In der Debatte über den Bundeshaushalt, bei der die Einhaltung der Schuldenbremse ein Knackpunkt ist, sehen sich Lindners Koalitionspartner in den BDI-Forderungen bestärkt. Es sei absolut richtig, dass die Industrie Investitionen für Klimaschutz und den Aufbau von Zukunftstechnologien fordere, sagte Grünenvizefraktionschef Andreas Audretsch.
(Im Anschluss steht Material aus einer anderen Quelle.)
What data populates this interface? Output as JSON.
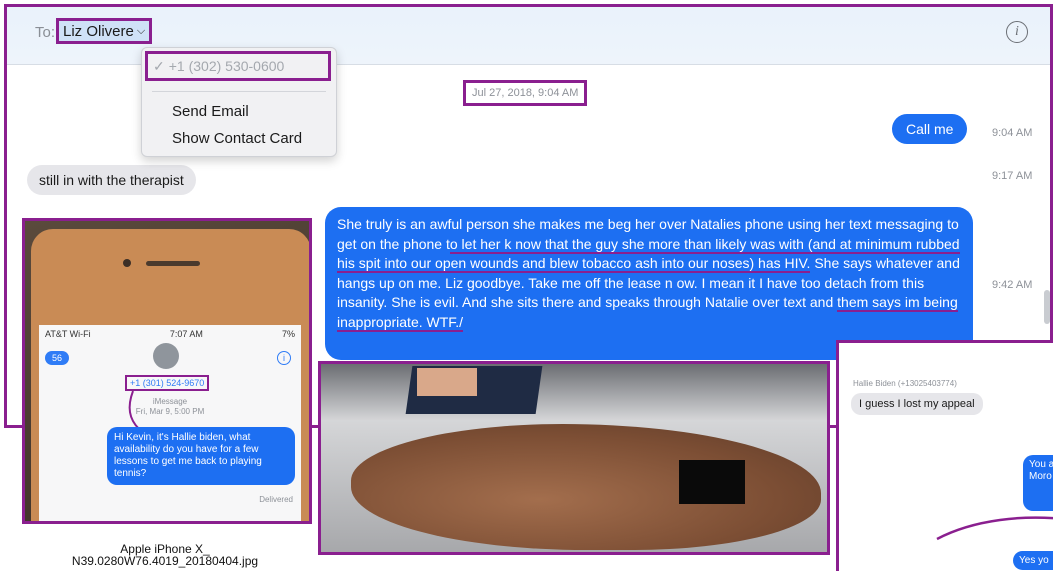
{
  "header": {
    "to_label": "To:",
    "recipient": "Liz Olivere",
    "info_icon": "info-icon"
  },
  "dropdown": {
    "phone": "+1 (302) 530-0600",
    "items": [
      "Send Email",
      "Show Contact Card"
    ]
  },
  "conversation": {
    "timestamp": "Jul 27, 2018, 9:04 AM",
    "messages": [
      {
        "side": "out",
        "text": "Call me",
        "time": "9:04 AM"
      },
      {
        "side": "in",
        "text": "still in with the therapist",
        "time": "9:17 AM"
      },
      {
        "side": "out",
        "time": "9:42 AM",
        "segments": [
          {
            "text": "She truly is an awful person she makes me beg her over Natalies phone using her text messaging to get on the phone t",
            "u": false
          },
          {
            "text": "o let her k now that the guy she more than likely was with (and at minimum rubbed his spit into our open wounds and blew tobacco ash into our noses) has HIV.",
            "u": true
          },
          {
            "text": " She says whatever and hangs up on me. Liz goodbye. Take me off the lease n ow. I mean it I have too detach from this insanity. She is evil. And she sits there and speaks through Natalie over text and ",
            "u": false
          },
          {
            "text": "them says im being inappropriate. WTF./",
            "u": true
          }
        ]
      }
    ]
  },
  "phone_photo": {
    "status_left": "AT&T Wi-Fi",
    "status_time": "7:07 AM",
    "status_right": "7%",
    "back_badge": "56",
    "number": "+1 (301) 524-9670",
    "imessage_label": "iMessage",
    "imessage_date": "Fri, Mar 9, 5:00 PM",
    "bubble": "Hi Kevin, it's Hallie biden, what availability do you have for a few lessons to get me back to playing tennis?",
    "delivered": "Delivered",
    "caption_line1": "Apple iPhone X_",
    "caption_line2": "N39.0280W76.4019_20180404.jpg"
  },
  "right_shot": {
    "sender": "Hallie Biden (+13025403774)",
    "incoming": "I guess I lost my appeal",
    "outgoing1": "You a to fu Moro",
    "outgoing2": "Yes yo"
  },
  "colors": {
    "highlight": "#8a1f8f",
    "imessage_blue": "#1d6ff2",
    "incoming_gray": "#e6e6ea"
  }
}
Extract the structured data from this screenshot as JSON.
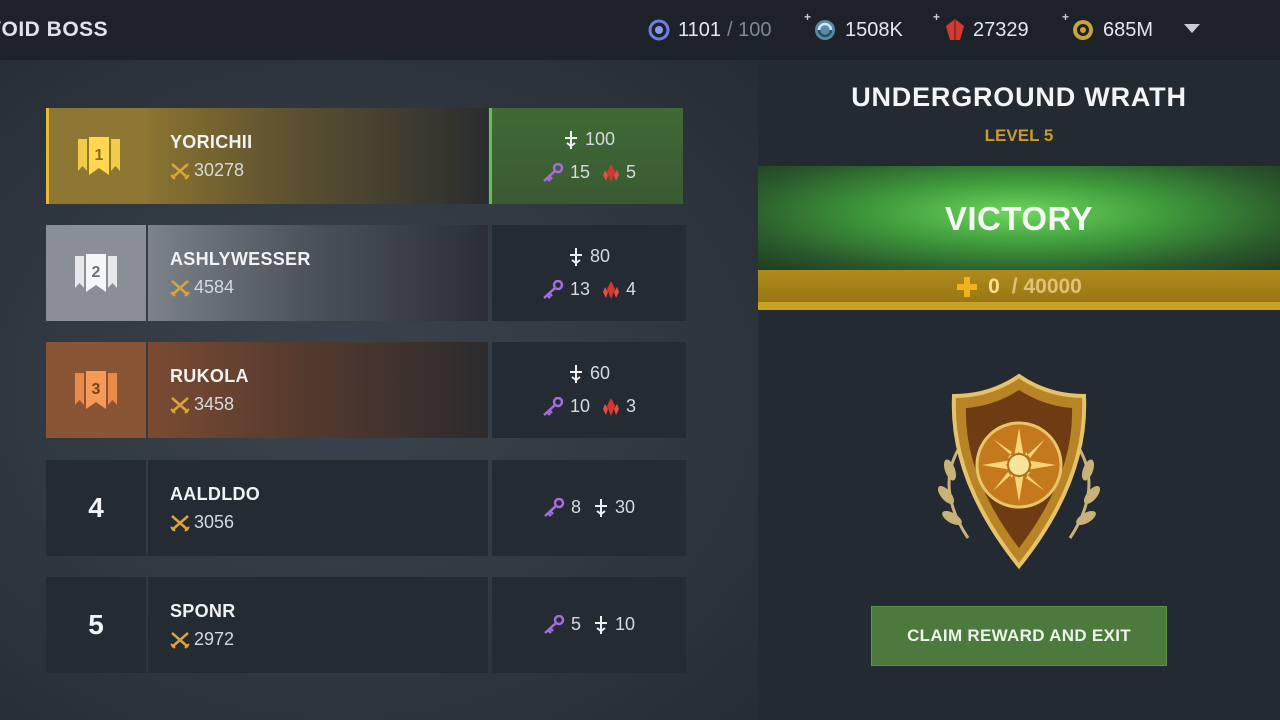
{
  "header": {
    "title": "VOID BOSS",
    "resources": [
      {
        "name": "energy",
        "value": "1101",
        "sub": "/ 100"
      },
      {
        "name": "silver",
        "value": "1508K"
      },
      {
        "name": "gems",
        "value": "27329"
      },
      {
        "name": "gold",
        "value": "685M"
      }
    ]
  },
  "leaderboard": [
    {
      "rank": "1",
      "name": "YORICHII",
      "score": "30278",
      "attack": "100",
      "keys": "15",
      "crystals": "5"
    },
    {
      "rank": "2",
      "name": "ASHLYWESSER",
      "score": "4584",
      "attack": "80",
      "keys": "13",
      "crystals": "4"
    },
    {
      "rank": "3",
      "name": "RUKOLA",
      "score": "3458",
      "attack": "60",
      "keys": "10",
      "crystals": "3"
    },
    {
      "rank": "4",
      "name": "AALDLDO",
      "score": "3056",
      "keys": "8",
      "attack": "30"
    },
    {
      "rank": "5",
      "name": "SPONR",
      "score": "2972",
      "keys": "5",
      "attack": "10"
    }
  ],
  "boss": {
    "name": "UNDERGROUND WRATH",
    "level": "LEVEL 5",
    "result": "VICTORY",
    "progress_current": "0",
    "progress_max": "/ 40000"
  },
  "actions": {
    "claim_label": "CLAIM REWARD AND EXIT"
  },
  "colors": {
    "gold_accent": "#c99b32",
    "victory_green": "#3e9a3b",
    "claim_button": "#4c7a3c"
  }
}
Der Lobbyverband sei damit nicht allein. "Die Schuldenbremse darf nicht zur Zukunftsbremse werden." Ein "Sparhaushalt" und zu niedrige öffentliche Investitionen gefährdeten den wirtschaftlichen Aufschwung und Arbeitsplätze, sagte auch SPD-Finanzpolitiker Michael Schrodi.

Dagegen weist die Union den BDI-Vorstoß zurück. "Sondervermögen lösen die Probleme nicht", sagte deren haushaltspolitischer Sprecher Christian Haase der Rheinischen Post. Ständig neue Sondervermögen und "schuldenfinanzierte" Kassen außerhalb des Bundeshaushalts können nicht Lösung jedes politischen Problems sein.